Reportons-nous en 2014, lors d’un débat précédant les élections : M.Couillard répliquait à Françoise David que du temps qu’il était ministre de la SSS, il n’avait pas autorisé que des chirurgies puissent se faire au privé parce qu’elles s’y faisaient déjà : il les avait seulement règlementées !

Vérification faite : il y avait des chirurgies qui se faisaient au privé, mais elles n’étaient pas remboursées par l’assurance maladie publique, et elles ne pouvaient être couvertes par des assurances privées. C’est ça qu’il a fait, M. Couillard : il a permis par son PL 33 que des chirurgies de la cataracte, du genou et de la hanche soient réalisées au privé en soustraitance du système public, ou couvertes par des assurances privées ! Il n’a pas règlementé des chirurgies, il les a dérèglementées ! Il a libéralisé des marchés publics en chirurgie légère.

Quelques mois plus tard, il faisait adopter deux décrets : l’un élargissait sa dérèglementation à une cinquantaine de chirurgies supplémentaires, l’autre réduisait de moitié le prix des permis pour les cliniques privées intéressées par ces actes médicaux.

Comme si ce n’était pas assez évident, le deuxième décret a été adopté le 25 juin, le jour même où Philippe Couillard annonçait qu’il démissionnait… pour quelques jours plus tard aller travailler chez Persistence Capital Partners (PCP). Il aura beau affirmer ne pas avoir été en conflit d’intérêts parce que PCP ne faisait pas affaire directement avec le gouvernement, que dire d’un ministre de la SSS qui ouvre la Santé au marché privé pour ensuite aller travailler dans une société qui affirme elle-même sur son site WEB être « le seul fonds privé d’investissement au Canada dédié à développer des opportunités d’investissement offrant un fort potentiel de croissance dans le secteur de la santé » ? L’ouverture au privé du marché des chirurgies d’un jour, ça n’a pas un « fort potentiel de croissance », ça ?... Sordide !

Après six mois dans le monde des vraies affaires, M. Couillard se déclarait en faveur de plus privé en santé. Non seulement ne s’est-il jamais distancié de cette prise de position, mais sa déclaration récente sur les ressources publiques limitées pour répondre à des besoins infinis va dans le même sens : si vous ne trouvez pas réponse à vos besoins dans le public, le privé vous offre une alternative !

Des propos similaires avaient été tenus par Gil Rémillard le 3 novembre 2011 à la conférence « La santé, notre affaire à tous ». À remarquer : le mot affaire.
On retrouve les mêmes objectifs dans les événements tels les Sommets sur la Santé organisés par LesAffaires.com.

Ce gouvernement sait très bien ce qu’il fait et où il s’en va.

Dans quelques jours, le budget Leitao nous présentera des baisses d’impôts comme le résultat d’une saine gestion des finances publiques, alors qu’elles découleront plutôt d’une augmentation insuffisante des budgets nécessaires au maintien du niveau de services.

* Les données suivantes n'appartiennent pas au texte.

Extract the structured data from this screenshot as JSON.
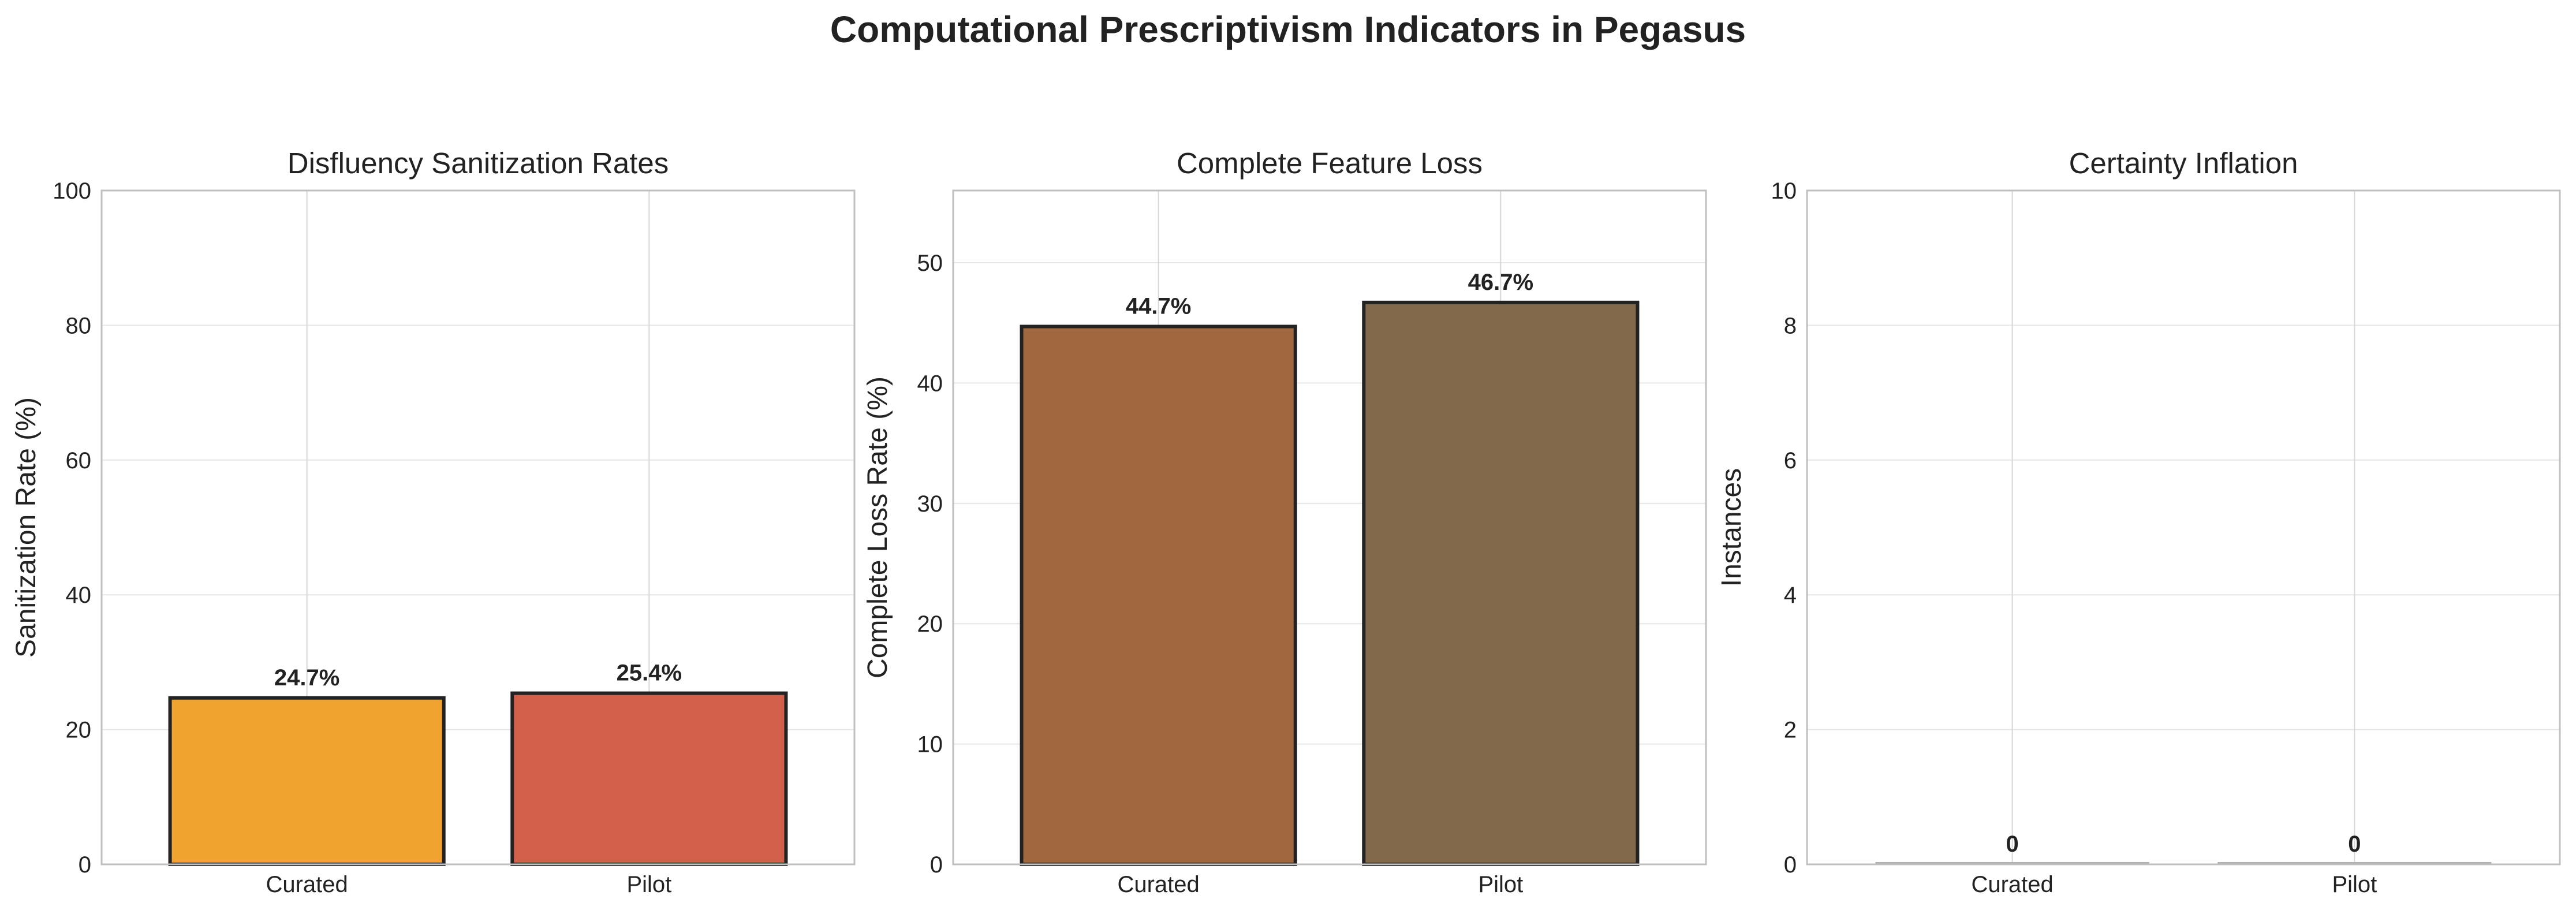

Une augmentation insuffisante, c’est une diminution. Et la baisse d’impôts annoncée, en réduisant les revenus futurs du gouvernement, viendra maintenir et aggraver cette situation qu’on subit depuis trois ans.

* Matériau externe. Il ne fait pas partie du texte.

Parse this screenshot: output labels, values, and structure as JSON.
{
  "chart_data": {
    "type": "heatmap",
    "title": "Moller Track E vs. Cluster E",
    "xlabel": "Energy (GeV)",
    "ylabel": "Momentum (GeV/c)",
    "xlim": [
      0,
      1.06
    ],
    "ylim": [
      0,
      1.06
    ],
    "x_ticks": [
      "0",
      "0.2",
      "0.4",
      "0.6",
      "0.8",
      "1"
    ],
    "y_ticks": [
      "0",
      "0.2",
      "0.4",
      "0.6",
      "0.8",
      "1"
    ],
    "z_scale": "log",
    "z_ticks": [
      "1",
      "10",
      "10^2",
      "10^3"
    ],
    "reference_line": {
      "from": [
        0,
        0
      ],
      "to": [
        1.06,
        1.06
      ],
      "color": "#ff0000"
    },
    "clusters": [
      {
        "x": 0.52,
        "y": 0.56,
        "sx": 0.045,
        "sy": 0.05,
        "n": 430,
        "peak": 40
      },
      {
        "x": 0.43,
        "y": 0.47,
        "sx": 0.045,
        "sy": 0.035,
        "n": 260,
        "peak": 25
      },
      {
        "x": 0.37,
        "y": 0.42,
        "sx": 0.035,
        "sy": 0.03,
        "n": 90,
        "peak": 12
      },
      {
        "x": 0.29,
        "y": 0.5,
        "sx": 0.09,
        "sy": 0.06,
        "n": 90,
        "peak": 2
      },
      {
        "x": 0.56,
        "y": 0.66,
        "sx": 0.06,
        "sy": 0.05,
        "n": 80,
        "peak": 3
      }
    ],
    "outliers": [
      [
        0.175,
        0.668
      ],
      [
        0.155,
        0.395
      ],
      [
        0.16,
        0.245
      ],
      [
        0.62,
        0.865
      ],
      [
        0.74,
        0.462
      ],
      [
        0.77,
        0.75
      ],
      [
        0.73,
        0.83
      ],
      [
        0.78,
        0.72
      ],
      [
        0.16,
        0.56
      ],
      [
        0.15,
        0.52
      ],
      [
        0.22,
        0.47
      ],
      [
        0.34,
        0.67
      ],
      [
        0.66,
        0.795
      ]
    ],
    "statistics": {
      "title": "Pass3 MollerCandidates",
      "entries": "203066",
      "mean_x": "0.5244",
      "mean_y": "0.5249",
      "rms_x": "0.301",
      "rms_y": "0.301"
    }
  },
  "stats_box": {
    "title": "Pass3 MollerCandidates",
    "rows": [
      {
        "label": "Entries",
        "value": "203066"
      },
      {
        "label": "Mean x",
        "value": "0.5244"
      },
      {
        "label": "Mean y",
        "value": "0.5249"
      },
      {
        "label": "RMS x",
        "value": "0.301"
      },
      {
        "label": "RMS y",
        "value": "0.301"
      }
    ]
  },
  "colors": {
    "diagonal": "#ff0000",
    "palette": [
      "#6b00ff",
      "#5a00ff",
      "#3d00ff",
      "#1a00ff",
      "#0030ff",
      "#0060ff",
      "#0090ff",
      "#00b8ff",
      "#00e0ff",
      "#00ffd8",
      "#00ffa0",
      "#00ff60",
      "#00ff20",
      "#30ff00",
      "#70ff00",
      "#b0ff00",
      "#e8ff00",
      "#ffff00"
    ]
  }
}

Le premier octobre, nous aurons à choisir notre gouvernement. Ne faisons pas l’erreur d’en élire un qui poursuivra dans la même direction. Plus de privé, même « payé avec la carte d’assurance maladie » comme le dit la CAQ, ce n’est pas dans notre intérêt !

Répétons-le, encore et encore : la santé n’est pas une occasion d’affaires !
La santé, c’est un droit, et au Québec, on a déjà fait ce choix.

Jacques Benoit.

Jacques Benoit

Coordonnateur de la Coalition solidarité santé.